Background: Microsatellite instability is a hallmark of mismatch repair deficiency in hereditary nonpolyposis colorectal cancer and results from mutations in the mismatch repair genes MLH1 or MSH2 or from gene inactivation associated with DNA methylation. The Bethesda guidelines were established to identify patients with colorectal cancer who should be tested for microsatellite instability.
Objective: To assess the Bethesda guidelines for detection of microsatellite instability and to determine the role of MLH1 promoter methylation in colorectal cancer.
Design: Prospective cohort study.
Setting: Tertiary care referral center in Frankfurt, Germany.
Patients: 125 consecutive patients with colorectal cancer.
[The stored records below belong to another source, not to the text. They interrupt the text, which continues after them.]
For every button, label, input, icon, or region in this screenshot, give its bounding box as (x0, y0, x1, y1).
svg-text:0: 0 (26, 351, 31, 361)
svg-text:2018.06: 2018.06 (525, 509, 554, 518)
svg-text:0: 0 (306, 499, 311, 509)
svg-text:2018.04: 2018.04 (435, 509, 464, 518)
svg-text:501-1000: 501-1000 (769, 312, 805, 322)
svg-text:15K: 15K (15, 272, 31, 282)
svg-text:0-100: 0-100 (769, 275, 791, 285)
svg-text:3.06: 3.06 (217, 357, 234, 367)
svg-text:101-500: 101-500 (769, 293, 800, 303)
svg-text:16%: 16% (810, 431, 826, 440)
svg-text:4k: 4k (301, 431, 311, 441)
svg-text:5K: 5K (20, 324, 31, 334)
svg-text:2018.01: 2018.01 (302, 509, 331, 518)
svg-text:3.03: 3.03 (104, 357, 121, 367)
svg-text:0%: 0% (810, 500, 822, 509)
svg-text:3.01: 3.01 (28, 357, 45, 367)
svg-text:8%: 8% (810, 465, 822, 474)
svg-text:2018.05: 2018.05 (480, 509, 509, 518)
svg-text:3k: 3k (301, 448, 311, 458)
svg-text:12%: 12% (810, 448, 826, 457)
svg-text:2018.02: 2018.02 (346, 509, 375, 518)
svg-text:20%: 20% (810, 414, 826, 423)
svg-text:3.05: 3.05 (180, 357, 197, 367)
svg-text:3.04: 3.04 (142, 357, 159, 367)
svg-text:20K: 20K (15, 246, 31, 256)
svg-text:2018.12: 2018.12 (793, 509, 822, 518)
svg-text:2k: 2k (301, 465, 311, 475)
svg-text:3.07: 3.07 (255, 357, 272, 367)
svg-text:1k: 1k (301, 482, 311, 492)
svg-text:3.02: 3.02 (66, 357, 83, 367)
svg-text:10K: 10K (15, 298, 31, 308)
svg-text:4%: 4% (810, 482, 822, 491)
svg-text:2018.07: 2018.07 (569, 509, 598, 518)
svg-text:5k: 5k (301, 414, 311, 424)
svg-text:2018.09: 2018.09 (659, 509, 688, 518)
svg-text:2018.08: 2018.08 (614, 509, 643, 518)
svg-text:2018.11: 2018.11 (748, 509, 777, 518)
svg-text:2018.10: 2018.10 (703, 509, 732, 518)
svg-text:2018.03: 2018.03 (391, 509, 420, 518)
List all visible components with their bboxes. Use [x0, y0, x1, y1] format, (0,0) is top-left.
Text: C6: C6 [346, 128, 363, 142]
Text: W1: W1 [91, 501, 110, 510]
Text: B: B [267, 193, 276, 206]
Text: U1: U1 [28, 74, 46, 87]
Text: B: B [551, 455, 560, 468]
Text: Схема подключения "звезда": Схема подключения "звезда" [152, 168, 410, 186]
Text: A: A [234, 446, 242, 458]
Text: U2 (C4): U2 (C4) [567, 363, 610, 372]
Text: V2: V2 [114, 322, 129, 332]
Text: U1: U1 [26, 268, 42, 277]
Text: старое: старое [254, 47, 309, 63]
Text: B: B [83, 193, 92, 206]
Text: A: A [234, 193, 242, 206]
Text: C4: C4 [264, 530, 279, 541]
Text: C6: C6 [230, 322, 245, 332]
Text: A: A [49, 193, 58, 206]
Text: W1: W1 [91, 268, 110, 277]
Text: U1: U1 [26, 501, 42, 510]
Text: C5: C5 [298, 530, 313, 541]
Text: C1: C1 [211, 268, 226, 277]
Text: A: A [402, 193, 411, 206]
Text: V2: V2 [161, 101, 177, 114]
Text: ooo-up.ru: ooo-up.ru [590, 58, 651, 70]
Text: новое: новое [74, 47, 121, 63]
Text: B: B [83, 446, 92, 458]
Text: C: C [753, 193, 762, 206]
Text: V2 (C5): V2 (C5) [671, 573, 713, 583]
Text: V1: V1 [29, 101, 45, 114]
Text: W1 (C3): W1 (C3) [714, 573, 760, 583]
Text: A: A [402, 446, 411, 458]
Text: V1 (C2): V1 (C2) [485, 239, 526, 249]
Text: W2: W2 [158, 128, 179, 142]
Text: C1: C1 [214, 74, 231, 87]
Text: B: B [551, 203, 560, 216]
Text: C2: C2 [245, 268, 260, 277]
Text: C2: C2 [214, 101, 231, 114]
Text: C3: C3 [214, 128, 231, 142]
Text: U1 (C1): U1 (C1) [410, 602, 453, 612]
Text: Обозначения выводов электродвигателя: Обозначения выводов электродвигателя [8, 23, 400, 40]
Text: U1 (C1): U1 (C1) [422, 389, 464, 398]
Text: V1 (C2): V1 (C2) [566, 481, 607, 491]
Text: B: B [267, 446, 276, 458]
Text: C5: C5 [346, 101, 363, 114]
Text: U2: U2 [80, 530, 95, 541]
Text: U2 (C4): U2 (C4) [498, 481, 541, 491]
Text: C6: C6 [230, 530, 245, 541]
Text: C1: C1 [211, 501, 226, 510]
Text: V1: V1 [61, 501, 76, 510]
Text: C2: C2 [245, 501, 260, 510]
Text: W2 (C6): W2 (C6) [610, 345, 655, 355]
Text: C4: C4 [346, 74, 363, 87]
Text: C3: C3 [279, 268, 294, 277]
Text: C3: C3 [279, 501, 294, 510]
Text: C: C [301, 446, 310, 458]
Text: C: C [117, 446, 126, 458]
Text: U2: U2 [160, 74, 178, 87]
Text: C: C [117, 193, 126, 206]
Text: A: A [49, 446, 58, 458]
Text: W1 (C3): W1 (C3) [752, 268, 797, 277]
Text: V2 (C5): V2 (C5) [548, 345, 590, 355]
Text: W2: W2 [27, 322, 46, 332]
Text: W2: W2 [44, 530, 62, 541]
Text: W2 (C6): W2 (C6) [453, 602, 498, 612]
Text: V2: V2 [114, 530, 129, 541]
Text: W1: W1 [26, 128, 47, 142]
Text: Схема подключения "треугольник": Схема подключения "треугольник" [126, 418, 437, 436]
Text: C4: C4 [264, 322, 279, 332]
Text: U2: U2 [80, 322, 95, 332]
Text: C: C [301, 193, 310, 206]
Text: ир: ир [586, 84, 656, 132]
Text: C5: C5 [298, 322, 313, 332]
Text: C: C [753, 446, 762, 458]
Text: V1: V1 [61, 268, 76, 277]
Measurements: Patients were assessed according to the Bethesda guidelines, and tumor specimens were analyzed for microsatellite instability. Patients with microsatellite instability were tested for MLH1 promoter methylation and MLH1 and MSH2 germline mutations.
Results: Microsatellite instability was detected in 17 of 58 patients who fulfilled and 5 of 67 patients who did not fulfill criteria of the Bethesda guidelines. In 11 of 17 patients with microsatellite instability who fulfilled Bethesda guidelines, an MLH1 (n = 3), MSH2 (n = 7), or combined MLH1 and MSH2 (n = 1) mutation was found. Among the patients with microsatellite instability who did not fulfill Bethesda guidelines, no mutations were observed; MLH1 promoter methylation was observed in 6 of 11 patients with an MLH1 or MSH2 mutation and 5 of 11 patients without an MLH1 or MSH2 mutation.
Conclusions: The Bethesda guidelines are useful for selecting patients for microsatellite instability testing. MLH1 and MSH2 testing should be recommended in all patients with colorectal cancer and microsatellite instability who fulfill at least one Bethesda criterion. MLH1 promoter methylation may accompany rather than initiate carcinogenesis in patients with colorectal cancer who have mismatch repair gene defects.